Las hermanas creían que Hadrian había venido con la esperanza de sacarle algo a su padre, esperando algo de herencia. Y no estaban seguras de que no lo consiguiese.
Maltilda subió a cambiarse. Había pensado con detenimiento en cómo recibiría a Hadrian para impresionarle. Y sin embargo, él la había pillado con un trapo en la cabeza y los brazos en un barreño de espuma. Pero no le importaba. Ahora se estaba vistiendo escrupulosamente, luego recogió su largo pelo rubio con detenimiento, cubrió sus mejillas con colorete y se puso el largo collar de exquisitas cuentas de cristal sobre el suave vestido verde. Estaba tan elegante como una heroína de revista y casi parecía irreal.
Se encontró a Hadrian y a su padre charlando. El joven normalmente era parco en palabras, pero se le soltaba la lengua con su “tío”. Estaban ambos dando sorbos a un brandy y fumaban y charlaban como un par de antiguos amigotes. Hadrian le estaba contando cosas de Canadá. Iba a regresar allí cuando terminara el permiso.

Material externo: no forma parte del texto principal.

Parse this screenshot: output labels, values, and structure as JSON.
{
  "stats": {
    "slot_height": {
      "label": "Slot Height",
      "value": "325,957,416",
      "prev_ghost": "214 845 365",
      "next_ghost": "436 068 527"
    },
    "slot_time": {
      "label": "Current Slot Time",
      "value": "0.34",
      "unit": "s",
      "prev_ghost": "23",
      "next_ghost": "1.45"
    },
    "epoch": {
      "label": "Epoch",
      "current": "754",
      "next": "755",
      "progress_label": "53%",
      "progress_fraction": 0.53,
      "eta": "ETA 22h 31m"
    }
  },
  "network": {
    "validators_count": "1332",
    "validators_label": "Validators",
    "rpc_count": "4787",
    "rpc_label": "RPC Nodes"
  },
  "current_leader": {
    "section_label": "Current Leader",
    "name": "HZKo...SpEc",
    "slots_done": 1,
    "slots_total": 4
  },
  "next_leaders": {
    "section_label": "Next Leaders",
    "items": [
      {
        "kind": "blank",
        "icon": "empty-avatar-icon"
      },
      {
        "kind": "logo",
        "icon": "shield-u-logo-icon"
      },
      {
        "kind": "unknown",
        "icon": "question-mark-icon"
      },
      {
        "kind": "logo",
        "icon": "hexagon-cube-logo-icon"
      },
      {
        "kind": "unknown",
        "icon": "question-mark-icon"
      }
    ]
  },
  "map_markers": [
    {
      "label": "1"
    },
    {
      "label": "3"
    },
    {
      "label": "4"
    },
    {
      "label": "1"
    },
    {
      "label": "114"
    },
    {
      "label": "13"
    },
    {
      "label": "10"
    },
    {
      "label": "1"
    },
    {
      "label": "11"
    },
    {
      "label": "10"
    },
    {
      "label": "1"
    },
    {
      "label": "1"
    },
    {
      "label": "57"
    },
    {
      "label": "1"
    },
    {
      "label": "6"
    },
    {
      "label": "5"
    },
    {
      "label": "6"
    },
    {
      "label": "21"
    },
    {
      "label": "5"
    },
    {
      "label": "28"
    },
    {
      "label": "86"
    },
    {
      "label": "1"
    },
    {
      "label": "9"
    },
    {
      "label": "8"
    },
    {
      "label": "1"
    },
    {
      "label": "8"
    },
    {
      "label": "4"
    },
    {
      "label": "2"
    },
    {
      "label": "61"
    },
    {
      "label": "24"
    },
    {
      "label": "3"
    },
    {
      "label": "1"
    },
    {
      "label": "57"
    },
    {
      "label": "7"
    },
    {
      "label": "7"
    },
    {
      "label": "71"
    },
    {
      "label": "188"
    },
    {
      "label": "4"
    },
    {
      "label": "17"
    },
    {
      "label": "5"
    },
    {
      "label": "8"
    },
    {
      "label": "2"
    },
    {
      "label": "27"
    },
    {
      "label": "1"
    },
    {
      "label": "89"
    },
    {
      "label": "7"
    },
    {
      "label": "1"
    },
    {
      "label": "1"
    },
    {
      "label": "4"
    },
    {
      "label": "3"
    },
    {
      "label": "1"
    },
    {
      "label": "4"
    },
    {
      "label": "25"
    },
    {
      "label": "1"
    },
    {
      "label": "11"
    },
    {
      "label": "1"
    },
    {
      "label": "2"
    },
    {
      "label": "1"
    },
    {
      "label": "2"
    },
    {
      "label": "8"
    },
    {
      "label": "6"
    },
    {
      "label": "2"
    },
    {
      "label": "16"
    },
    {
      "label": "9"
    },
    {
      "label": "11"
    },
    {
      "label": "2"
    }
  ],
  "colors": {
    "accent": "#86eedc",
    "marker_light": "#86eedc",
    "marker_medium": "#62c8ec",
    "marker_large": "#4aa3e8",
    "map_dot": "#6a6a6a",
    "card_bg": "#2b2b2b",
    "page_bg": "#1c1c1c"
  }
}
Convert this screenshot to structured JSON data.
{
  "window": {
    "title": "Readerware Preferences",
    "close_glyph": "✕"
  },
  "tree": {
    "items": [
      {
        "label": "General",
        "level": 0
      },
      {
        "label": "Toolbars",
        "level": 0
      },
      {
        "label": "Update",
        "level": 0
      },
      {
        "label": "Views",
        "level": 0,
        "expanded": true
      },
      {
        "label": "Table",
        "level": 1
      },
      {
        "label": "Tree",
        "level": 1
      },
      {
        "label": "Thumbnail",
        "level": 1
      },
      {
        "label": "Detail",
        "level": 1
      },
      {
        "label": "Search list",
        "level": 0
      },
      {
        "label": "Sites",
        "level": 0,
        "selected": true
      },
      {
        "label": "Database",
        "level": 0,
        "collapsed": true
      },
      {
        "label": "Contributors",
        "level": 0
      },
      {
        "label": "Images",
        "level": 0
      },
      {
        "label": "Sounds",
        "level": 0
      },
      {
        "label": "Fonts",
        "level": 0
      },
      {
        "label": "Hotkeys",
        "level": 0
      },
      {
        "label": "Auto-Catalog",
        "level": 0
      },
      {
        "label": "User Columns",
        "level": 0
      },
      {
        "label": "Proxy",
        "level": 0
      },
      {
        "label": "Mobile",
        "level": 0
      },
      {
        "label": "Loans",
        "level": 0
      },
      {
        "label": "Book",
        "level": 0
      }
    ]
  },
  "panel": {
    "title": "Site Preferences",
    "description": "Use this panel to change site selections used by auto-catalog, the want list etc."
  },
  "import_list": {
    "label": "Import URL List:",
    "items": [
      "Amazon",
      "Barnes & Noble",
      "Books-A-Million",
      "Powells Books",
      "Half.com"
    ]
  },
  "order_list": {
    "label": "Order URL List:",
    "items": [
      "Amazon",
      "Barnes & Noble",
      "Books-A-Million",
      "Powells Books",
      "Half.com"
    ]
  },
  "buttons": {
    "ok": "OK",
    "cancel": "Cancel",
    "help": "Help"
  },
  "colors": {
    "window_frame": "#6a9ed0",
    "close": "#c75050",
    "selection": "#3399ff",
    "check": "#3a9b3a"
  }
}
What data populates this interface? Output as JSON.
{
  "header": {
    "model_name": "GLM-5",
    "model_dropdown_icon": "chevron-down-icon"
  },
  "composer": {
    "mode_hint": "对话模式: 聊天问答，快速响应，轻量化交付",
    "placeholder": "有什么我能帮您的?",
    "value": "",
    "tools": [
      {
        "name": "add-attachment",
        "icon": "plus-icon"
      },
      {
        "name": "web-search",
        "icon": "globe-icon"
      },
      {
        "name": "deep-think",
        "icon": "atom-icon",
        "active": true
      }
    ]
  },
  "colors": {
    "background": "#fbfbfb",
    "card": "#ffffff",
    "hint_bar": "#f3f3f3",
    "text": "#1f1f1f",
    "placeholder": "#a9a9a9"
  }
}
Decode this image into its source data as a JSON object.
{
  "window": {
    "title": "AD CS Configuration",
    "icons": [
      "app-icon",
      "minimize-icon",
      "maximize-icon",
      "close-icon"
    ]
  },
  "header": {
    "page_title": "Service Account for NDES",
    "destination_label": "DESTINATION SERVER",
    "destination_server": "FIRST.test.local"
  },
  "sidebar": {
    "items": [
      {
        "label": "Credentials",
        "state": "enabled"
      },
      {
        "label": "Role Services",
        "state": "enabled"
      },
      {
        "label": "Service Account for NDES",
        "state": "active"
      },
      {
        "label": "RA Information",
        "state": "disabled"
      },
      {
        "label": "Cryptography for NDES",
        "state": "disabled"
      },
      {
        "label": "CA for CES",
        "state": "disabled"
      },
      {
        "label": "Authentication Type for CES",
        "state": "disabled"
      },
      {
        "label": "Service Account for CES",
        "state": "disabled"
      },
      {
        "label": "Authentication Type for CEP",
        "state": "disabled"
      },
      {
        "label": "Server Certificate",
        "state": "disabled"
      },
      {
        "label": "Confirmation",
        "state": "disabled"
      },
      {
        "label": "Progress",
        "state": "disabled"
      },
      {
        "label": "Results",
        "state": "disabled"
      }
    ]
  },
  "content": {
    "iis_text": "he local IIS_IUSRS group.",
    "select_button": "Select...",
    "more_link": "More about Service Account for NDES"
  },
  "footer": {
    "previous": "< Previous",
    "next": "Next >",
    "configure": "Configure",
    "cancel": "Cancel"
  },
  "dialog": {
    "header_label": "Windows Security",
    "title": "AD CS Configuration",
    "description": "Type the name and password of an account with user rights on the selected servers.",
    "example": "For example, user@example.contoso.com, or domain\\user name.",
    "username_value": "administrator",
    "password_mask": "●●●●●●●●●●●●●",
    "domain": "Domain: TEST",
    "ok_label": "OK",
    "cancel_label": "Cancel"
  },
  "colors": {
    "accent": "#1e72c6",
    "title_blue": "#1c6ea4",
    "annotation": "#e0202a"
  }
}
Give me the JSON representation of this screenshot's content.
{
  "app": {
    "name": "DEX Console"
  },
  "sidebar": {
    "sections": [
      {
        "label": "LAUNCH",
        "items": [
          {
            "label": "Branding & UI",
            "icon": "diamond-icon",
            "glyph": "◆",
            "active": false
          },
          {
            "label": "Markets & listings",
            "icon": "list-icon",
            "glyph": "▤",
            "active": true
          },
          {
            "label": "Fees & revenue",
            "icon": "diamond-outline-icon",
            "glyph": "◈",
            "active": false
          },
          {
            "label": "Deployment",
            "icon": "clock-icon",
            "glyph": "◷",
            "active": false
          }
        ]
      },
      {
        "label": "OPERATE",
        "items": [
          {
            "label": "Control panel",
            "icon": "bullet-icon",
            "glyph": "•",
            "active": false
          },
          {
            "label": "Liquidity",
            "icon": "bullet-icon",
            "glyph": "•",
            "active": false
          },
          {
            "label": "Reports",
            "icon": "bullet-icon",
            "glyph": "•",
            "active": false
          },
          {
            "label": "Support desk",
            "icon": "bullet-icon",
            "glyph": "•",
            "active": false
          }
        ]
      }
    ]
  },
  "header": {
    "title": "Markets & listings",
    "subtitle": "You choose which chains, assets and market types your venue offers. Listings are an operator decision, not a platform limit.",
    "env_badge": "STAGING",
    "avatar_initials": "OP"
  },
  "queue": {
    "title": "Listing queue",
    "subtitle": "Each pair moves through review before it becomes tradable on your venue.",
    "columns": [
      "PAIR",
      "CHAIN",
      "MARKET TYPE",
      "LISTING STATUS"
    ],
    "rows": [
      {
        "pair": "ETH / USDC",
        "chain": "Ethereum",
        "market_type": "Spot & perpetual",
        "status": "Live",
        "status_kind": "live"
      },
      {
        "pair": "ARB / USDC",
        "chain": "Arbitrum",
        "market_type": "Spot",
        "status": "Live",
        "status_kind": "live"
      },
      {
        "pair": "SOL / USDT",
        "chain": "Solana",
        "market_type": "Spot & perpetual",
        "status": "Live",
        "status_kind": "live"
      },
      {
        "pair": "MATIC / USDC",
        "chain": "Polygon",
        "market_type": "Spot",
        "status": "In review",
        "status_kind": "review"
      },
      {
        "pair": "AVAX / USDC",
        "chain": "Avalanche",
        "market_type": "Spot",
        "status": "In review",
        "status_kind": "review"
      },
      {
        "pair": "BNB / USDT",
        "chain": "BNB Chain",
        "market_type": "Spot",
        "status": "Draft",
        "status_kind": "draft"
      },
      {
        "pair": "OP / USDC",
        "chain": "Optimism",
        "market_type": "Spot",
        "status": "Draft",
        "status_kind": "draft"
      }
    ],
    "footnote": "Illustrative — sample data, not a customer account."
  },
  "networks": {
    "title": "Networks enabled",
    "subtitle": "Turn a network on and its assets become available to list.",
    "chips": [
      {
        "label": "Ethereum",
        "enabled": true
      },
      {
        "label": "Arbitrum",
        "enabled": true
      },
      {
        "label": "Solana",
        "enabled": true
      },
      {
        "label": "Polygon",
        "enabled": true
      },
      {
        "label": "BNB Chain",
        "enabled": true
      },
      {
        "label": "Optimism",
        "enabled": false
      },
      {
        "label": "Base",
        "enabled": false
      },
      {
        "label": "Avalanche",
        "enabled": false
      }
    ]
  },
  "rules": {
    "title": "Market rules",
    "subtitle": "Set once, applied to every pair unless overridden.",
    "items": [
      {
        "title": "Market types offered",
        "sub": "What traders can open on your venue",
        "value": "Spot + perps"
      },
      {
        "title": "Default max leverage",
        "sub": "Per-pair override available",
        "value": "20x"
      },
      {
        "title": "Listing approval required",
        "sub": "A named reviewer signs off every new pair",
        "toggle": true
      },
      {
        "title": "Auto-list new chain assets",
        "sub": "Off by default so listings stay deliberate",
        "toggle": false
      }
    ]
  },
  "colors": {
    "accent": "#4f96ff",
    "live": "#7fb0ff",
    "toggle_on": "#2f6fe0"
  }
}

—Entonces ¿no te apetecía quedarte en Inglaterra? —dijo el señor Rockley.
—No, no me quedaría en Inglaterra —dijo Hadrian.
—¿Cómo es eso? Hay muchos electricistas aquí —dijo el señor Rockley.
—Sí. Pero hay muchas diferencias entre los empleados y los jefes, demasiadas para mí —dijo Hadrian.
El hombre enfermo le miró con detenimiento y con ojos sonrientes.
—¿Ah, sí? —replicó.
Matilda lo oyó y lo comprendió. Así que eso es lo que piensas, hombrecito, se dijo. Siempre se había dicho de Hadrian que no tenía respeto por nadie ni por nada, que era un pícaro y una persona vulgar. Se fue a la cocina a confabular con Emmie sotto voce.
—¡Ese se lo tiene creído! —murmuró.
—Se creerá que es alguien —dijo Emmie con desprecio.
—Piensa que aquí hay muchas diferencias entre patronos y trabajadores —dijo Matilda.
—¿Es que no hay diferencias en Canadá? —preguntó Emmie.
—¡Ah, sí, democráticas! —respondió Matilda—. Cree que están mejor que aquí.
—Pero él está ahora aquí —dijo Emmie con disgusto—; puede guardarse el puesto.
Mientras charlaban vieron al joven pasar por el jardín, mirando con indiferencia las flores. Llevaba las manos en los bolsillos y la gorra de soldado calada en la cabeza. Parecía tranquilo, como tomando posesión. Las dos mujeres, agitadas, le miraban desde la ventana.
—Ya sabemos a qué ha venido —dijo Emmie groseramente.
Matilda miró durante un rato la neta figura caqui. Todavía había algo de chico de orfanato en él, pero ahora era la figura de un hombre, lacónica y cargada de energía plebeya. Creía que había habido algo de pasión irónica en su voz cuando había protestado contra las clases pudientes delante de su padre.
—¿Sabes, Emmie? Quizá no ha venido por eso —reprendió a su hermana. Ambas se referían al dinero.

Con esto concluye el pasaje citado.